Syracuse High School: Remembering ‘The Good Old Days’
SYRACUSE — Fond memories and laughter were the order of the evening at the 107th annual Syracuse High School alumni banquet, held Saturday, June 18, at the Syracuse Community Center.
More than 100 attendees chatted and enjoyed a baked chicken and barbecued roast beef buffet to the nostalgic strains of Elvis Presley, Frank Sinatra, The Andrews Sisters, The Platters, Frankie Valli and the Four Seasons and other period performers.
The classes of 1946, 1956 and 1966 were feted in speeches and a slide presentation that capped off the night of reminiscences.
According to the participants and the gathering’s theme, they were indeed “The Good Old Days.”
Joe Hibschman emceed the festivities and read a written statement by Grace (Stetler) Eyer (’46). She reminisced about school days during World War II, how area eighth graders were sent to four different high schools and how she and her two friends from eighth grade maintained their close friendship throughout their high school years.
John Searfoss spoke for the class of 1956. He introduced the other eight classmates who attended the event. Though he admitted, “I haven’t kept track of them over the years,” he spoke of the intimacy of small town community life way back when.
“All the small classes knew every mother in town and what everyone was doing,” he recalled. “They were the good old days and we really enjoyed it.”
The class of 1966 will have its official reunion July 30, but nine members attended the banquet.
Carolyn (Smith) Baker spoke on behalf of her class.
“You know you are old when you read in The Mail-Journal what happened 50 years ago” and remember it firsthand.
She cited the 16 members of the class who had passed away. “We think of them a lot and miss them a lot,” she said. “It’s hard to believe that many of us are gone.”
Baker spoke of band trips and school plays; going to the root beer stand, roller rink and Tippy Dance Hall; walking uptown to lunch (“they let us out to do that”); hanging out at the youth center with “our fearless leader Bud Smith”; and going to the movie theater.
“We girls went to the theater so we could watch the boys who went to the pool hall across the street,” she said.
“We all remember where we were at when we heard JFK was shot,” she said. “I was going down the ramp to English class.”
She talked about the revelry, complete with a bonfire, after the boys’ basketball team beat Cromwell to break its 29-game losing streak.
Baker summed up the class members’ undimmed camaraderie after half a century. “We get together and it seems like we can take off talking like when we were 18.”
Baker presented two props from back in the day.

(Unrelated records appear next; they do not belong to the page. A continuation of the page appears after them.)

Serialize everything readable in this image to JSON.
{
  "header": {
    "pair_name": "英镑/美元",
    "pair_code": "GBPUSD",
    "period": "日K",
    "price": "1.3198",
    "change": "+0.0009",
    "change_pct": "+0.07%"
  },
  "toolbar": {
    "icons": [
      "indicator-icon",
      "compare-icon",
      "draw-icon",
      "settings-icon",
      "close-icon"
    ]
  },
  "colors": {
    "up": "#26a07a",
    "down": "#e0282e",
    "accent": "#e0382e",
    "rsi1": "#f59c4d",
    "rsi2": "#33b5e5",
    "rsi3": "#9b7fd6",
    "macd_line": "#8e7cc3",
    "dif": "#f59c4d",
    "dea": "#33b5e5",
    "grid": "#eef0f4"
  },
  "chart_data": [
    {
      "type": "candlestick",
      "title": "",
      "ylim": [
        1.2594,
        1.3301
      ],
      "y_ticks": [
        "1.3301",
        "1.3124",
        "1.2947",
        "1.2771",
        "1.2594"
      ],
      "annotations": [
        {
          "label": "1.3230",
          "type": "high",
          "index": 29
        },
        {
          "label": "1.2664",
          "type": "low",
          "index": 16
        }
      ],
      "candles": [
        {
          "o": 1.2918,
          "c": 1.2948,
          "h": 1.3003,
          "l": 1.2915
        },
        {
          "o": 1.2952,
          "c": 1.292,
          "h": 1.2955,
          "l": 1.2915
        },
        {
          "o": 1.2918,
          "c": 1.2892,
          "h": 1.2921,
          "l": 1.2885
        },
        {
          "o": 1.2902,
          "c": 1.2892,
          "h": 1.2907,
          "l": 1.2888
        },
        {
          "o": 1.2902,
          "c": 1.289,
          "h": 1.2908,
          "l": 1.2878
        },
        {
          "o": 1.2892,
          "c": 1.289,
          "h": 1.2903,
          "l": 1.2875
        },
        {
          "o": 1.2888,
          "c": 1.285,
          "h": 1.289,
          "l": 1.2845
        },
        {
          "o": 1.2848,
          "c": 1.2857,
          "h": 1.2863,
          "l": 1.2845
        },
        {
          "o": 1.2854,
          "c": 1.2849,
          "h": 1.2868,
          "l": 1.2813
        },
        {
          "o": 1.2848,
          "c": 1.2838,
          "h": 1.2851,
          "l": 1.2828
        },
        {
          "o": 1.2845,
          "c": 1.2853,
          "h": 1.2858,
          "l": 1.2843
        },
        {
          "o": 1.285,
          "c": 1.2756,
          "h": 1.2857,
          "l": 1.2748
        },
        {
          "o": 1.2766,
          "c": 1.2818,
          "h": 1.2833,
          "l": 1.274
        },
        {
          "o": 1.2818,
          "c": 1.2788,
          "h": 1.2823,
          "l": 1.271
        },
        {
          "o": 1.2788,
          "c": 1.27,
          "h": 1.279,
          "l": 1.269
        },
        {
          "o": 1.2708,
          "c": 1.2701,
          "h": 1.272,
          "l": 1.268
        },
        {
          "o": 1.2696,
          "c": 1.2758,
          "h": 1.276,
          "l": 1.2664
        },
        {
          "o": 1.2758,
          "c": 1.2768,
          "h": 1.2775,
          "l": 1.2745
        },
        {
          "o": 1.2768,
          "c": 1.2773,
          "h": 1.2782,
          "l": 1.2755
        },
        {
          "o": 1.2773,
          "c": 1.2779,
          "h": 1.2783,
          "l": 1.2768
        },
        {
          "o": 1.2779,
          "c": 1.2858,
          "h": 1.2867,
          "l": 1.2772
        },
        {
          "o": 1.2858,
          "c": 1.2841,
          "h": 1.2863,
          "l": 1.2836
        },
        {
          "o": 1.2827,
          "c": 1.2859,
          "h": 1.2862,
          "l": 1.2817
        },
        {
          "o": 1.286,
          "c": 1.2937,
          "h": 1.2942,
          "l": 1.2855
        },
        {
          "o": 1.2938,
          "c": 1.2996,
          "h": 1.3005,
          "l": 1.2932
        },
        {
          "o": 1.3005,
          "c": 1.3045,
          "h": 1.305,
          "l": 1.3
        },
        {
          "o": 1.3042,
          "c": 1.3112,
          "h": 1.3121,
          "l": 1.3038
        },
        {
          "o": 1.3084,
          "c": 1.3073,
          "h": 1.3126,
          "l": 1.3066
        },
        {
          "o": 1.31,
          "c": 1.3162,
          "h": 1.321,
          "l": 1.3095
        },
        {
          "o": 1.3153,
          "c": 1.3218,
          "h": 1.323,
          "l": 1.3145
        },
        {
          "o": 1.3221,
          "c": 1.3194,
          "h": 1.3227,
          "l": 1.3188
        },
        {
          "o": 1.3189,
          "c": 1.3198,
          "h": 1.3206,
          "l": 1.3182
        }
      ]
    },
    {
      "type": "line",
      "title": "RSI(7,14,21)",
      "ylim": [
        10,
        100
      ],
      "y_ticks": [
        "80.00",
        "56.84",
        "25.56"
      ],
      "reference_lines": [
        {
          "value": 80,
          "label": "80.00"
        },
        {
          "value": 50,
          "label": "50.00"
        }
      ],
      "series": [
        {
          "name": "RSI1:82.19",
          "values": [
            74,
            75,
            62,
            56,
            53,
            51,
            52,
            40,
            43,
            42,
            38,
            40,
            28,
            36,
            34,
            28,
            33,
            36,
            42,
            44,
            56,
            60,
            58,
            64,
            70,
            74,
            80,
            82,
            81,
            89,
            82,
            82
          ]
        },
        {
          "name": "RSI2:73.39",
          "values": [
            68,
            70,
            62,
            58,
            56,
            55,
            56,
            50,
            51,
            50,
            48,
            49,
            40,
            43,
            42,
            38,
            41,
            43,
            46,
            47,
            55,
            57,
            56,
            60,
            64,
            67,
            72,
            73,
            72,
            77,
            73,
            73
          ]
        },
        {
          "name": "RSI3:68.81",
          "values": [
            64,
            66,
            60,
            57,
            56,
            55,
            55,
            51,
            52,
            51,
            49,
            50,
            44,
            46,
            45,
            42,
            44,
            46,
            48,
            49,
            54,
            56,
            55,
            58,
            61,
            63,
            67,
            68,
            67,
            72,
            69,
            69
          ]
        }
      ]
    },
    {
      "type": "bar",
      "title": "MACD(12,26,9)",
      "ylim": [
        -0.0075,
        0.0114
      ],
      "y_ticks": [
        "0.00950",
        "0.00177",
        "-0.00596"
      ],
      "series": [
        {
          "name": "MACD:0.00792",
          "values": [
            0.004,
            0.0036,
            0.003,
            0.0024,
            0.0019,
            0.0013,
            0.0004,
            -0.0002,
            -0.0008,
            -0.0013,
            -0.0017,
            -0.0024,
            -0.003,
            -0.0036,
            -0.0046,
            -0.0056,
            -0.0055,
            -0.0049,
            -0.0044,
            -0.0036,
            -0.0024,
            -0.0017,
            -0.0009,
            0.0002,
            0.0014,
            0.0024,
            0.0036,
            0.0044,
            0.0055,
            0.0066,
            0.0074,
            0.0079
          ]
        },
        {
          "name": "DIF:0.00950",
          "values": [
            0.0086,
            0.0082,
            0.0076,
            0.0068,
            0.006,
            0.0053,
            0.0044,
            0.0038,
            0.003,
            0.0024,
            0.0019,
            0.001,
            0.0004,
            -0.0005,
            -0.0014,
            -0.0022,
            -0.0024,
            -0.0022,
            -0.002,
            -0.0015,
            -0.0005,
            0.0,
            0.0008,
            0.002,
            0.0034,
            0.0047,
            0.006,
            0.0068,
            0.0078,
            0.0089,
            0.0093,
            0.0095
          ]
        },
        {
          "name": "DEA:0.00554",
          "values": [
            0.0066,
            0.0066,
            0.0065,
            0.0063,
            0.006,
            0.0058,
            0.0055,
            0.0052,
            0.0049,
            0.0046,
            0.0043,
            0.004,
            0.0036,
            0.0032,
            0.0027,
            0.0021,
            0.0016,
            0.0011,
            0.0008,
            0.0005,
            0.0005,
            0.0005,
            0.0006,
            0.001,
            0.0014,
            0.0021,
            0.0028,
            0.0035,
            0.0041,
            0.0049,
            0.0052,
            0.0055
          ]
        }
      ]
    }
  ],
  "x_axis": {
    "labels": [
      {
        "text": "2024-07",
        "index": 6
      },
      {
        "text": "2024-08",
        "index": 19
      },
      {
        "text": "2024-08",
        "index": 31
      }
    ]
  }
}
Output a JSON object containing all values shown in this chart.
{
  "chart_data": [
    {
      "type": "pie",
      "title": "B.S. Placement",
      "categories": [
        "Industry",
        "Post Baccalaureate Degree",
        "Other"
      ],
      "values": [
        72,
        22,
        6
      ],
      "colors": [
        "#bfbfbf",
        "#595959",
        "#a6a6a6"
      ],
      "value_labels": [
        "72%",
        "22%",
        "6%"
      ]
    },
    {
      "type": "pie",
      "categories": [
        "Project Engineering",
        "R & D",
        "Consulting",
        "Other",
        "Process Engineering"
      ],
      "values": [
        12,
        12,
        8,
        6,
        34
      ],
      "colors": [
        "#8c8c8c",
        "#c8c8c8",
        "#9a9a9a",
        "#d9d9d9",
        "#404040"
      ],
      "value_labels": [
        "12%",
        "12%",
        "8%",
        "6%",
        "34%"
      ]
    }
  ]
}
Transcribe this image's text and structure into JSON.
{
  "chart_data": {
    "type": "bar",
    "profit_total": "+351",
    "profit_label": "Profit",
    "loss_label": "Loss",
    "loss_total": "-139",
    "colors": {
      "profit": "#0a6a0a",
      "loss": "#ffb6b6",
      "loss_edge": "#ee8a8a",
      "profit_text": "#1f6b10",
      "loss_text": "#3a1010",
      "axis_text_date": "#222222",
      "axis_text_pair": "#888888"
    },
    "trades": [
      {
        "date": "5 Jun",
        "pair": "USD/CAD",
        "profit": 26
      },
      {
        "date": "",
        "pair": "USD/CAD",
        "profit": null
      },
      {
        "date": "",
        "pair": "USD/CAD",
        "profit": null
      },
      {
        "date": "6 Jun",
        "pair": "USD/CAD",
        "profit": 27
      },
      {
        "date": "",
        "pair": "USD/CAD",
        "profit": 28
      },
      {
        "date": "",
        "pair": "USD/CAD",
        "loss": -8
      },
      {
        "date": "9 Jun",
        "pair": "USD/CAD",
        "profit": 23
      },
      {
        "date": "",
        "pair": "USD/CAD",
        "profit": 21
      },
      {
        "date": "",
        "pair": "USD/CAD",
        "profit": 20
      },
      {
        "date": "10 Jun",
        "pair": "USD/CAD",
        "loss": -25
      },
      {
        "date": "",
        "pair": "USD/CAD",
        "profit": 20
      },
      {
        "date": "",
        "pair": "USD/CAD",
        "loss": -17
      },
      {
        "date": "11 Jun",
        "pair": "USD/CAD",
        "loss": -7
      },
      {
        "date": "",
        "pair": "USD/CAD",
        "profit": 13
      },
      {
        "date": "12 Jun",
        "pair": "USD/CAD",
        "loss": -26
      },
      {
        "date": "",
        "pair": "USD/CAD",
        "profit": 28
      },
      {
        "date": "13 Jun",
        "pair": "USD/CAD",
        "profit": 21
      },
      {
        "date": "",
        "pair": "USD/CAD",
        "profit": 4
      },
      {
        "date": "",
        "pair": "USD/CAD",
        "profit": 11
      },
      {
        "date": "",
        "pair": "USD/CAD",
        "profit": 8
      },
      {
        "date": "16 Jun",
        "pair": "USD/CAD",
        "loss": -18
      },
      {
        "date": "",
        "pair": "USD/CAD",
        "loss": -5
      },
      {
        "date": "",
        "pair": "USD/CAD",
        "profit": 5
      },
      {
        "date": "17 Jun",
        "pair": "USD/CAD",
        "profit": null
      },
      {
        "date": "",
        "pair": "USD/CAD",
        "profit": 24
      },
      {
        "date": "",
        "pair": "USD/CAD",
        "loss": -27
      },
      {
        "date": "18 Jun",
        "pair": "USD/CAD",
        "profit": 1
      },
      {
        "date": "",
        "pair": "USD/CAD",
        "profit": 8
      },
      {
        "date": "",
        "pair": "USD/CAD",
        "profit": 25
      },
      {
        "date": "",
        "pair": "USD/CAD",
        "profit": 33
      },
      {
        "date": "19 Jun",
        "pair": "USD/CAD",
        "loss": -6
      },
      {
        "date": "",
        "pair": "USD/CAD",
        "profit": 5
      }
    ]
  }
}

The first was a posed photo of the cheer block. The second was a bell plucked from the school before its demolition. Hibschman plugged it in and the dining hall echoed with the familiar sound signaling a change of classes.
Hibschman presented a trivia question: “When did they start calling the yearbook ‘The Echo’”?
“1948,” several alumni shouted in unison. Before that, the yearbook was known as “The Potawatomi.”
The evening ended with hugs, handshakes and hearts full of pleasant memories of “the good old days.”